Neurodireitos
e o direito à integridade mental
Jennifer Blumenthal-Barby
Tradução espontânea do editorial
Neuro rights and the right to mental
integrity
A
edição deste mês do Journal of Medical Ethics apresenta um simpósio sobre
“neurodireitos” e o “direito à integridade mental”. A ética médica e a lei há muito
que reconhecem os direitos fundamentais, exigindo que os doentes deem o seu consentimento
informado antes de lhes serem efetuadas intervenções médicas ou antes de ser realizada
investigação sobre si.
Os
rápidos passos dados pela neurociência e pela neurotecnologia estão a levantar novas
questões sobre os limites dos direitos fundamentais, se estes se estendem à mente
ou ao cérebro, ou se precisamos de novos conceitos e direitos para aplicar à esfera
mental.
Como
escreve Farahany1 no seu recente livro (2023), “The Battle
for Your Brain”, o mercado global da neurotecnologia de consumo está a crescer
rapidamente, prevendo-se que atinja 21 mil milhões de dólares em 2026. Um número
crescente de pessoas está a utilizar neurotecnologia pessoal para poder visualizar
e seguir as suas emoções, níveis de alerta e concentração, bem como as suas ondas
cerebrais reais (p. 3). Os dispositivos neurotecnológicos são também utilizados
no domínio da medicina para diagnosticar uma concussão imediatamente após a sua
ocorrência e para seguir as alterações no cérebro ao longo do tempo – alterações
que podem indicar doença de Alzheimer ou esquizofrenia. São também utilizados como
dispositivos de assistência, por exemplo, a empresa Neuralink inscreveu recentemente
o seu segundo doente no estudo PRIME. O implante da Neuralink, “Link”,
permite que as pessoas com tetraplegia controlem um cursor de computador com os
seus pensamentos, permitindo-lhes jogar jogos de vídeo ou programar.2
Os “descodificadores cerebrais” artificialmente inteligentes leem os pensamentos
dos doentes que não conseguem falar e verbalizam-nos através de um avatar animado
por computador através de uma interface cérebro-computador.3
A
quem pertencem os pensamentos e outras formas de dados mentais que são descobertos
através destas novas tecnologias? Precisamos do consentimento do doente para utilizar
esta informação e para “ler” ou influenciar a vida mental das pessoas de alguma
forma?
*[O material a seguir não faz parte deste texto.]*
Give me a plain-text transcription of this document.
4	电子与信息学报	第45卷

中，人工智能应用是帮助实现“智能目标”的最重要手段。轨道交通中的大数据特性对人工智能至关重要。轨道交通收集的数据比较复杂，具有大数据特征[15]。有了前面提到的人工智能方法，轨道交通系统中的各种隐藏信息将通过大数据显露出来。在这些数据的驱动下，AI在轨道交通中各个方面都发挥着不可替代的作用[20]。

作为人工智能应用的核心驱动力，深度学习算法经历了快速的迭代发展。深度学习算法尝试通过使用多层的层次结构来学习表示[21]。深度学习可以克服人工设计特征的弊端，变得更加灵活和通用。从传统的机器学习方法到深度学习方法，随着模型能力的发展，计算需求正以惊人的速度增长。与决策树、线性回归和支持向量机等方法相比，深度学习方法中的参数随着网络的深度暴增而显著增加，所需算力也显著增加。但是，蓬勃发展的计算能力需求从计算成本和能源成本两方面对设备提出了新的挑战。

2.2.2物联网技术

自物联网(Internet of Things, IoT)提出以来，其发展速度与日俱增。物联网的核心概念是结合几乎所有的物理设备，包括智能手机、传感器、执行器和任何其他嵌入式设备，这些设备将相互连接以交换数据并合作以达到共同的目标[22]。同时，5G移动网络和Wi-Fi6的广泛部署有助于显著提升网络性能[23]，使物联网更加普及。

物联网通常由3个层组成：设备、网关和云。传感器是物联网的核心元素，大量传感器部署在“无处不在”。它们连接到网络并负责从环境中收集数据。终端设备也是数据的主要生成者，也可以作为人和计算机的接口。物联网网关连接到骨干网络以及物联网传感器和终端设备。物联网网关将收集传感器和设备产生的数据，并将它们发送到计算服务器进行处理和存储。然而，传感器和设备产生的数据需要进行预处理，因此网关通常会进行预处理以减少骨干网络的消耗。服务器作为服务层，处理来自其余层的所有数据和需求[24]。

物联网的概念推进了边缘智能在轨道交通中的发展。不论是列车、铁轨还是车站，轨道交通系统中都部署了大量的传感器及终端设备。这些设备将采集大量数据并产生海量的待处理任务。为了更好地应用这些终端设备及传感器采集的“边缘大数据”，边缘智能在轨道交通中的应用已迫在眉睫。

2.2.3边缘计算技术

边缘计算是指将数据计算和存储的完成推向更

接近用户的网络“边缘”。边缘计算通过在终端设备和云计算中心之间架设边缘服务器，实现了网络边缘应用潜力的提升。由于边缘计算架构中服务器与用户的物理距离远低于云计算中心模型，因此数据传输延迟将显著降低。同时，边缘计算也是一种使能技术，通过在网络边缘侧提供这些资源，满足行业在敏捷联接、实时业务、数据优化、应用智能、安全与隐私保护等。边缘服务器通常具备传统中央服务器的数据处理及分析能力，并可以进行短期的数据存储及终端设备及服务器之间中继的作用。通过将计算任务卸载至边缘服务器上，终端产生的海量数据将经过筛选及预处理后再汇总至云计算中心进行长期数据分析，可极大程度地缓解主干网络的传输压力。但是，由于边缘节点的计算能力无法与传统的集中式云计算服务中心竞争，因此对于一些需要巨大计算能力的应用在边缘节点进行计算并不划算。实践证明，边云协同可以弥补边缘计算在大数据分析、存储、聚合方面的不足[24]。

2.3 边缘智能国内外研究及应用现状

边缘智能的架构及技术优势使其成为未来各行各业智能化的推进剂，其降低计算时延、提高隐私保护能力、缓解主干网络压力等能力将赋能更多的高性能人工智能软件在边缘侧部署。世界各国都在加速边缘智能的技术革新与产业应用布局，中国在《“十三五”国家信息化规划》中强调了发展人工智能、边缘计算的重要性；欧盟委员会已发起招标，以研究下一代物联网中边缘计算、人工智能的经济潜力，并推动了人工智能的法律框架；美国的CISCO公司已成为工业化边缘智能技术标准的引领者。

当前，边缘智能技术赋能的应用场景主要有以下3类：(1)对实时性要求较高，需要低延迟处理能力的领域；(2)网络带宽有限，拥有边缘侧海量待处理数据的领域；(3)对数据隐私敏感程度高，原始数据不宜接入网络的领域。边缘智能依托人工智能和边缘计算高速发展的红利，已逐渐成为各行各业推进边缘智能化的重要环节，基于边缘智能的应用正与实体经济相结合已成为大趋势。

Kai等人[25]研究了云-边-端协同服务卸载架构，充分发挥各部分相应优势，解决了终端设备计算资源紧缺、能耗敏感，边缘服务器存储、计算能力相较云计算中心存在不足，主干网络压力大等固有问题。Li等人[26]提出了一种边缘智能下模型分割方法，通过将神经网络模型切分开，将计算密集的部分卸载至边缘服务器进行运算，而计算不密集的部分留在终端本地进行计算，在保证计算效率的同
Quais são os limites desses direitos e das autorizações dadas, uma vez que
a vida quotidiana implica interpretar e influenciar a vida mental dos outros? Como
é que as novas tecnologias alteram essa situação? Precisamos de novos direitos,
como o direito à integridade mental, ou os casos que dizem respeito a esta matéria
estão cobertos pelas normas e direitos legais e éticos existentes, como o direito
à privacidade e à autonomia individual?
Farahany1
defende que precisamos de um novo direito, a que chama “o direito à liberdade cognitiva”,
que passe a fazer parte da Declaração Universal dos Direitos Humanos (p. 111). Este
direito faz parte de um conjunto de direitos que protegem a liberdade de pensamento,
a privacidade mental e a autodeterminação sobre os nossos cérebros e vivências mentais
(p. 11). Isto é para combater um mundo para o qual a autora pensa que estamos a
caminhar rapidamente, “...um mundo de transparência cerebral, no qual cientistas,
médicos, governos e empresas podem espreitar as nossas mentes à vontade” (p. 4).
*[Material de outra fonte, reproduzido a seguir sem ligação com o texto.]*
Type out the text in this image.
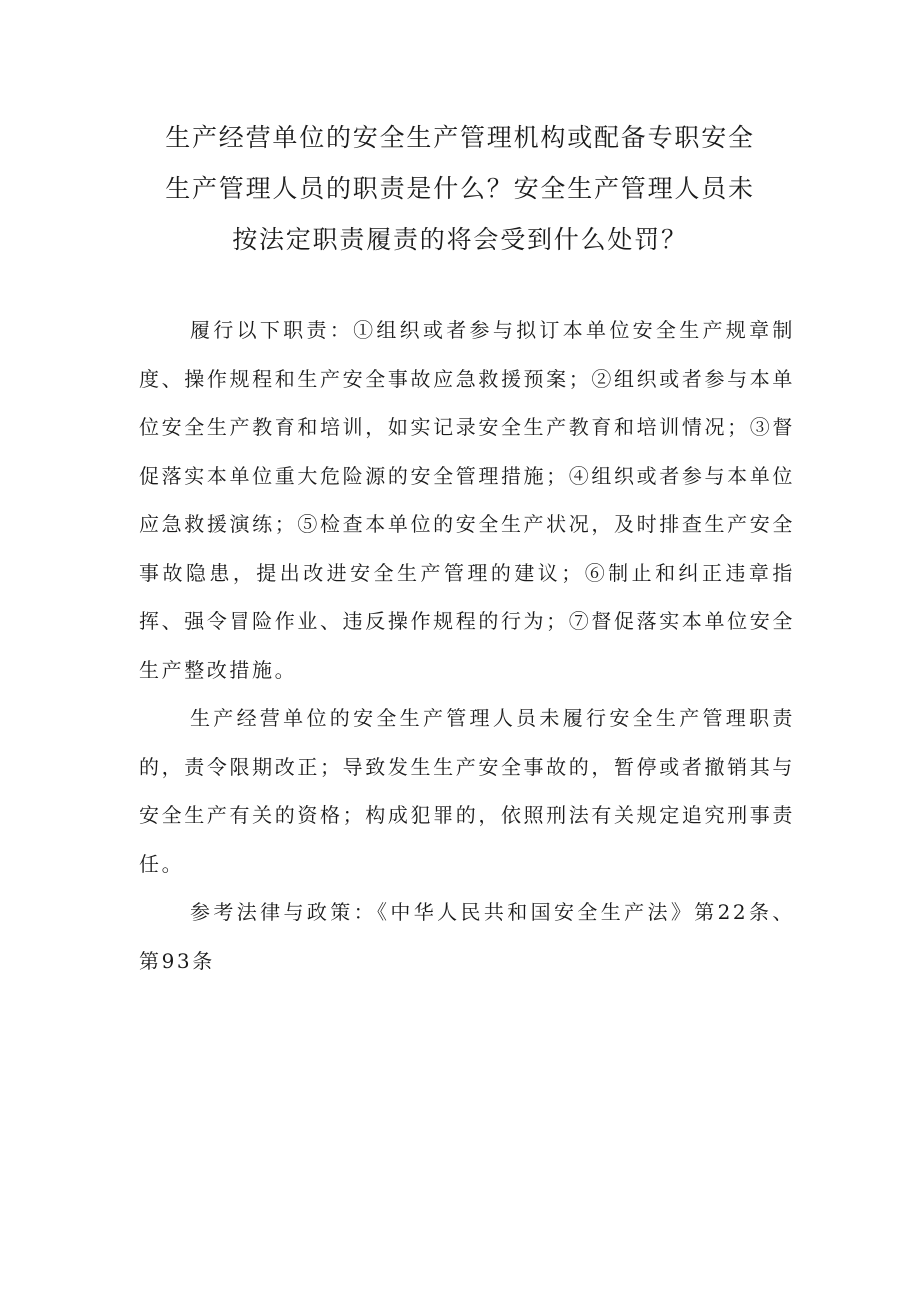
生产经营单位的安全生产管理机构或配备专职安全
生产管理人员的职责是什么？安全生产管理人员未
按法定职责履责的将会受到什么处罚？

履行以下职责：①组织或者参与拟订本单位安全生产规章制度、操作规程和生产安全事故应急救援预案；②组织或者参与本单位安全生产教育和培训，如实记录安全生产教育和培训情况；③督促落实本单位重大危险源的安全管理措施；④组织或者参与本单位应急救援演练；⑤检查本单位的安全生产状况，及时排查生产安全事故隐患，提出改进安全生产管理的建议；⑥制止和纠正违章指挥、强令冒险作业、违反操作规程的行为；⑦督促落实本单位安全生产整改措施。

生产经营单位的安全生产管理人员未履行安全生产管理职责的，责令限期改正；导致发生生产安全事故的，暂停或者撤销其与安全生产有关的资格；构成犯罪的，依照刑法有关规定追究刑事责任。

参考法律与政策：《中华人民共和国安全生产法》第22条、第93条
O cérebro e a atividade mental estão no centro da personalidade e da identidade,
pelo que é fundamental garantir que dispomos de quadros legais e éticos corretos
para os proteger.
É
em resposta a esta preocupação central que se realizou este simpósio especial. Os
artigos da secção de simpósios da edição deste mês abordam questões fundamentais
sobre um dos tipos de neurodireitos mais frequentemente propostos – o direito à
integridade mental. Embora haja alguma variação na sua conceção e terminologia,
a ideia básica de um direito à integridade mental é que as pessoas têm o direito
de não sofrerem interferências não consentidas nas suas mentes ou estados mentais.
O
artigo meu e de Ubel adverte que o direito à integridade mental é demasiado amplo
e supérfluo, na medida em que os conceitos e direitos existentes na ética médica
e no direito podem abranger a maioria dos casos que nos preocupam – devemos evitar
a inflação (de violação) de direitos.4 O artigo de Zuk faz uma
tentativa de elaborar uma conceção do direito à integridade mental que não seja
demasiado ampla e argumenta que protege vários tipos de interesses fundamentais
– afetivos, epistémicos e agenciais.5 O artigo de Tesink et
al. examina a intersecção entre a tese de uma forma alargada da mente e o direito
à integridade mental.6 Argumentam que, numa conceção filosófica
da mente alargada, algumas neurotecnologias tornar-se-iam parte da mente (e, como
tal, protegidas) e muitas outras deixariam de constituir uma ameaça especial, uma
vez que muitas estariam abrangidas pelo direito à integridade mental (por exemplo,
as influências ambientais infringem a mente tanto como um neurodispositivo). Em
suma, a metafísica tem um papel central a desempenhar na nossa reflexão sobre o
âmbito e os limites dos neurodireitos, como o direito à integridade mental. Finalmente,
o artigo de Wajnerman-Paz et al. defende que, se adotarmos algo como um direito
à integridade mental, este deve envolver também direitos positivos – ou seja, a
ideia de que os indivíduos têm direito a intervenções que restaurem e sustentem
a função mental e neural.7
Esperamos que este
simpósio especial realce um dos compromissos fundamentais do Journal of Medical
Ethics – a ideia de que a análise filosófica é importante para a ética médica.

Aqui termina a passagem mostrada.